FPS comments, for people like me who can't read quite that quickly (I think this is all of them): oops, 2.5 fps - sorry! strong cct vibes frame-rate mismatches are painful huh maybe you're wondering how this happened? because 2.5fps is rather an unusual framerate this camera was used for a different piece of work sean (the fool) forgot to check the settings normally this camera (a canon xa50) stays in the bag for computerphile shoots but, having used it to timelapse something it was set to 4k 25fps but on a 10x settings maybe an ai frame interpolator can help... or make mike look like 'the flash' better, or worse? i kinda like it...
Thank you for this! I now just need to block out the bottom half of my screen, so they do not distract me anymore. -- Edit: @Computerphile I don't mind reading the explanation, but please, not like this. The short, almost subliminal-like messages making your 2.5 FPS excuses at the bottom of the screen were very distracting from the lecture itself. Had to constantly pause/rewind. Basically, I forced myself to watch a sup bar video twice.
The idea of pre-computing a large part of the decryption for each prime number is similar to how GSM and later mobile phone encryption systems were broken - we called the pre-computed data ‘Rainbow Tables’
@@iammeok yes, they are often called that way, but the term is misused in that case imo. Those are simply hash tables, while rainbow tables use a mechanism of chaining reduction functions, as described in Oechslin‘s paper from 2003.
The real problem with mobile phone encryption (at least back in the GSM days) was that it was made deliberately weak due to pressure from spy agencies.
It's not a property of the prime number itself. The key exchange requires the choice of two separate, publically-disclosable numbers: the giant prime that was mentioned, and a generator, which is allowed to be small
If you're wondering how pi was used to get a prime, there should be rounding down (floor) brackets in there. From RFC 2409: "The prime is 2^1024 - 2^960 - 1 + 2^64 * { [2^894 pi] + 129093 }. Its hexadecimal value is FFFFFFFF FFFFFFFF C90FDAA2 2168C234 C4C6628B 80DC1CD1 29024E08 8A67CC74 020BBEA6 3B139B22 514A0879 8E3404DD EF9519B3 CD3A431B 302B0A6D F25F1437 4FE1356D 6D51C245 E485B576 625E7EC6 F44C42E9 A637ED6B 0BFF5CB6 F406B7ED EE386BFB 5A899FA5 AE9F2411 7C4B1FE6 49286651 ECE65381 FFFFFFFF FFFFFFFF"
@@threeMetreJim RFCs are technical documents used for things like internet protocol definitions. I'd start by looking at RFC 2409. If not, I believe there's at least one method to verify whether a number is prime. They shouldn't be hard to find.
Outstanding vid, it's great that people can get such an approachable insight into not only what goes on behind the scenes of something they do every day, but the to and fro of the conflict that is being carried out to break (and keep safe) their communications.
I remember being tasked at the time with building a group policy for our windows servers to remove compromised cipher suites as available options.
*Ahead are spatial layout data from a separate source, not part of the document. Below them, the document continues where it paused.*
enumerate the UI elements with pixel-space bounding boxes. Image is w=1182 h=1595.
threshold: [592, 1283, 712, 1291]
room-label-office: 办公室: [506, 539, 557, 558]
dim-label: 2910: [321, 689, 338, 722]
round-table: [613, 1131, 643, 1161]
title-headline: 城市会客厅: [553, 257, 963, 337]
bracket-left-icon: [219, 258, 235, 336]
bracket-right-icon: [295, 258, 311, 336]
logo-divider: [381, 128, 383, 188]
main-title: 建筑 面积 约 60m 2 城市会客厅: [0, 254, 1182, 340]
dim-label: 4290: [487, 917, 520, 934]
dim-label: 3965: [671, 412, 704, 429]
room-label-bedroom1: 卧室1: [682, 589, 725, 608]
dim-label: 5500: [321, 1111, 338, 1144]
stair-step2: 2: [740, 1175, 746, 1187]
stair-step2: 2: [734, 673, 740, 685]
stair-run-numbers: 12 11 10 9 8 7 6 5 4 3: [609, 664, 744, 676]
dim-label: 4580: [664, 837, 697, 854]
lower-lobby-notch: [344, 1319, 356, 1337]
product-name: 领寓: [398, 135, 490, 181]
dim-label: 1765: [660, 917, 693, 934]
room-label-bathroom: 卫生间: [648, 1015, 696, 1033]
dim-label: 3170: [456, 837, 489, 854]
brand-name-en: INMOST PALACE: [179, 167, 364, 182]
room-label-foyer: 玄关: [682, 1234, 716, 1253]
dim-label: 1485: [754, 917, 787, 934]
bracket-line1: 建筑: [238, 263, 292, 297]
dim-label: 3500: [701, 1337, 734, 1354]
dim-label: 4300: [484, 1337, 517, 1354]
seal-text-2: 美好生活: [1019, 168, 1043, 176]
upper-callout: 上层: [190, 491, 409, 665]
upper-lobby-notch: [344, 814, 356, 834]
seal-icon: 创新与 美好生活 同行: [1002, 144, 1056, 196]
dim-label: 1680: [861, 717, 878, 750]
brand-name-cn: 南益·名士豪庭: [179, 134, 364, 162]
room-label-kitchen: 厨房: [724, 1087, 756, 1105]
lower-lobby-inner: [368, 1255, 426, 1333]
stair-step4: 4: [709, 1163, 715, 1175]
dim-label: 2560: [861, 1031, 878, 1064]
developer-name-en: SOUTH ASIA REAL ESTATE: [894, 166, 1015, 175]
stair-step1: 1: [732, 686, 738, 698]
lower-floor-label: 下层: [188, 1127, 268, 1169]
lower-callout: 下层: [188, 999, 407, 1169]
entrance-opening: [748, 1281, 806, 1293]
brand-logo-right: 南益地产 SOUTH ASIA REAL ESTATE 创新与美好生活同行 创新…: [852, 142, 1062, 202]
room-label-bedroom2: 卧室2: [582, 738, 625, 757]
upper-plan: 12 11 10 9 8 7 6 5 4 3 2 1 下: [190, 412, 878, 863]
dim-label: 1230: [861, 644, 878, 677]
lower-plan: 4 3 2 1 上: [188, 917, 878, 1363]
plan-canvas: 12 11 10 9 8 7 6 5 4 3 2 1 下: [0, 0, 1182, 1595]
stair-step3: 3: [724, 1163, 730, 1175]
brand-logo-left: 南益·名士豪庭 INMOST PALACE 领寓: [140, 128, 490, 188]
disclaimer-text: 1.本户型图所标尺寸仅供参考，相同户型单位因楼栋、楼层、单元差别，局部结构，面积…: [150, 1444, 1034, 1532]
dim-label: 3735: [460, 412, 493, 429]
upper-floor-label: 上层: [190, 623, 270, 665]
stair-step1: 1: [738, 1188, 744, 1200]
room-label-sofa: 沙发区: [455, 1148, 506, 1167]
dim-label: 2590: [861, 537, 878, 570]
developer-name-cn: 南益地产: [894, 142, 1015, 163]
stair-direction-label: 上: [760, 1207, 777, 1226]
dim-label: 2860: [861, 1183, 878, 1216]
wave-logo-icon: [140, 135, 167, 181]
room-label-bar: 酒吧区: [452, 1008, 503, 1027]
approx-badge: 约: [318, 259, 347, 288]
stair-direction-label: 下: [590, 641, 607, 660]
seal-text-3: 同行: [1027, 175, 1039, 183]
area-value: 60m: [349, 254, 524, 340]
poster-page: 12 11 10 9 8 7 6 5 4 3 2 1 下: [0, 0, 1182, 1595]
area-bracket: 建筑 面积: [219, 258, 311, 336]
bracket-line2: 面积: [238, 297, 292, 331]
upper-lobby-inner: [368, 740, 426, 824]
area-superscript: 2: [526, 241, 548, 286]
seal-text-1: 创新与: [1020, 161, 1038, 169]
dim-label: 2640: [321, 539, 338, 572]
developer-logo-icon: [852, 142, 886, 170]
Its cool to finally understand what was really going on with that, since at the time all I understood was there was a downgrade attack that was possible.
Seriously... why is there a Pi in the prime for Oakley Group 2? I think even 2Blue1Brown would have sleepless nights tracking down the hidden circle in that little nugget.
You simply configure the server to not permit weak schemes. open vpn server actually allows to define a dhparam file. I use a 4096 bit one, it contains p and g, were p is the 4096 bit public prime and g is the generator. Just generating the prime took a few dozen minutes.
A safe prime in RFC is "probably" broken.. and now elliptic curve is used, but, as far as I remember some defaults for elliptic curve are part of RFC and it was mentioned in an older Numberphile video that elliptic curve might be broken too..
with a name like logjam i thought you was talking about either a variant of log4j or overwhelming the server logs making it confusing to a security admin.
Lol I love the little text explanations in the corner of the video about the atrocious 2.5 FPS issue 😂 make sure to give Sean two and a half smacks, one for each frame per second lmao
Sounds like bit encryptions should be upgraded to say 16k bit encryptions for the foreseeable future and then later 128k bit encryptions, sure it sounds a bit ridiculous but on the other hand by the time the encryptions are broken the information would likely be no longer valuable.
I wonder if there's been any studies on how many years it would take to break 2000 bit primes compared to processing power capabilities over the next 30 years.
Net worth and liquid are wildly different. For hundreds of millions in liquid that could be put to something like this, large tech companies could manage.
13:25 I am not a cryptography expert, but I know pi is not a rational number, so multiplying pi with an integer is not an integer, so a sum containing such a term can't be a prime. So I guess there is something missing here.